1. Vehicle Code section 13202.5 provides, in relevant part: “(a) For each conviction of a person for any offense specified in subdivision (d), committed while the person was under the age of 21 years, but 13 years of age or older, the court shall suspend the person's driving privilege for one year. If the person convicted does not yet have the privilege to drive, the court shall order the department to delay issuing the privilege to drive for one year subsequent to the time the person becomes legally eligible to drive. However, if there is no further conviction for any offense specified in subdivision (d) in a 12–month period after the conviction, the court, upon petition of the person affected, may modify the order imposing the delay of the privilege. For each successive offense, the court shall suspend the person's driving privilege for those possessing a license or delay the eligibility for those not in possession of a license at the time of their conviction for one additional year. [¶] As used in this section, the term ‘conviction’ includes the findings in juvenile proceedings specified in Section 13105. [¶] ․ [¶](c)(1) After a court has issued an order suspending or delaying driving privileges pursuant to subdivision (a), the court, upon petition of the person affected, may review the order and may impose restrictions on the person's privilege to drive based upon a showing of a critical need to drive. [¶] ․ [¶](d) This section applies to violations involving controlled substances or alcohol contained in the following provisions: [¶](1) Article 7 (commencing with Section 4211) of Chapter 9 of Division 2 of, and Sections 25658, 25658.5, 25661, and 25662 of, the Business and Professions Code. [¶](2) Division 10 (commencing with Section 11000) of the Health and Safety Code. [¶](3) Section 191.5, paragraph (3) of subdivision (c) of Section 192, subdivision (c) or (d) of Section 192.5, and subdivision (f) of Section 647 of the Penal Code. [¶](4) Section 23103 when subject to Section 23103.5, Section 23140, and Article 2 (commencing with Section 23152) of Chapter 12 of Division 11 of this code.”

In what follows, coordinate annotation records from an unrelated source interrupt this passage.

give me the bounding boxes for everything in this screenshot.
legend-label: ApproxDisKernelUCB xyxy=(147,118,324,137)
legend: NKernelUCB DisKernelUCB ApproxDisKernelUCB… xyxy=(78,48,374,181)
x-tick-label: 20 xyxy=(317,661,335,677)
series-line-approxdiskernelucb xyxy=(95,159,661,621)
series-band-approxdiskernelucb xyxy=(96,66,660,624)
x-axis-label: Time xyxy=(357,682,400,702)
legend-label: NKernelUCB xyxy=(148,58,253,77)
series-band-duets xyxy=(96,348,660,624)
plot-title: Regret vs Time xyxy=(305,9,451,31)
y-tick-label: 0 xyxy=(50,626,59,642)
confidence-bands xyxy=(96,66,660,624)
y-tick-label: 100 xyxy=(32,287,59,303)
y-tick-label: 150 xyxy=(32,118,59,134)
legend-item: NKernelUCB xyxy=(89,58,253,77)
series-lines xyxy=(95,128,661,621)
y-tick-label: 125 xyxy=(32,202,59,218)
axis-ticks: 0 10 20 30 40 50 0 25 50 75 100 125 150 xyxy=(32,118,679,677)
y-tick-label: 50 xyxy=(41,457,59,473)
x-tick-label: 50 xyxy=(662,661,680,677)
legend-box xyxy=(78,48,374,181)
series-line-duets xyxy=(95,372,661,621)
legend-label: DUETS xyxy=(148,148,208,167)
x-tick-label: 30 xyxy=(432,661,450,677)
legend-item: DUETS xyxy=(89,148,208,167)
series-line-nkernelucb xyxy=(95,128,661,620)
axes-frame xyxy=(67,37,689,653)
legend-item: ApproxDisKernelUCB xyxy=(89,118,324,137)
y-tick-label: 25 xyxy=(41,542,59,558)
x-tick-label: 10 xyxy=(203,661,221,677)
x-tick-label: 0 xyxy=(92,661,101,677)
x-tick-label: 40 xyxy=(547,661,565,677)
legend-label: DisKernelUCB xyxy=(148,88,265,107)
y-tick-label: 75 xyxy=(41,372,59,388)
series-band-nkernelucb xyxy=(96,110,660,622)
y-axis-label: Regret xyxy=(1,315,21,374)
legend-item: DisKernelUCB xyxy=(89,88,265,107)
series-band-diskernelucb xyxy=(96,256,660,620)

2. Appellant also sought an order restricting, rather than suspending, her license on the ground that she had a critical need to drive to work and to doctor's appointments. She raises no issue in this appeal as to the denial of that portion of her motion.
3. All further statutory references are to the Vehicle Code unless otherwise specified.
4. A “conviction” includes a finding by a judge, traffic hearing officer or referee of a juvenile court, that a person has committed an offense. (Veh.Code, § 13105.)
HASTINGS, Associate Justice.
CHARLES S. VOGEL, P.J., and EPSTEIN, J., concur.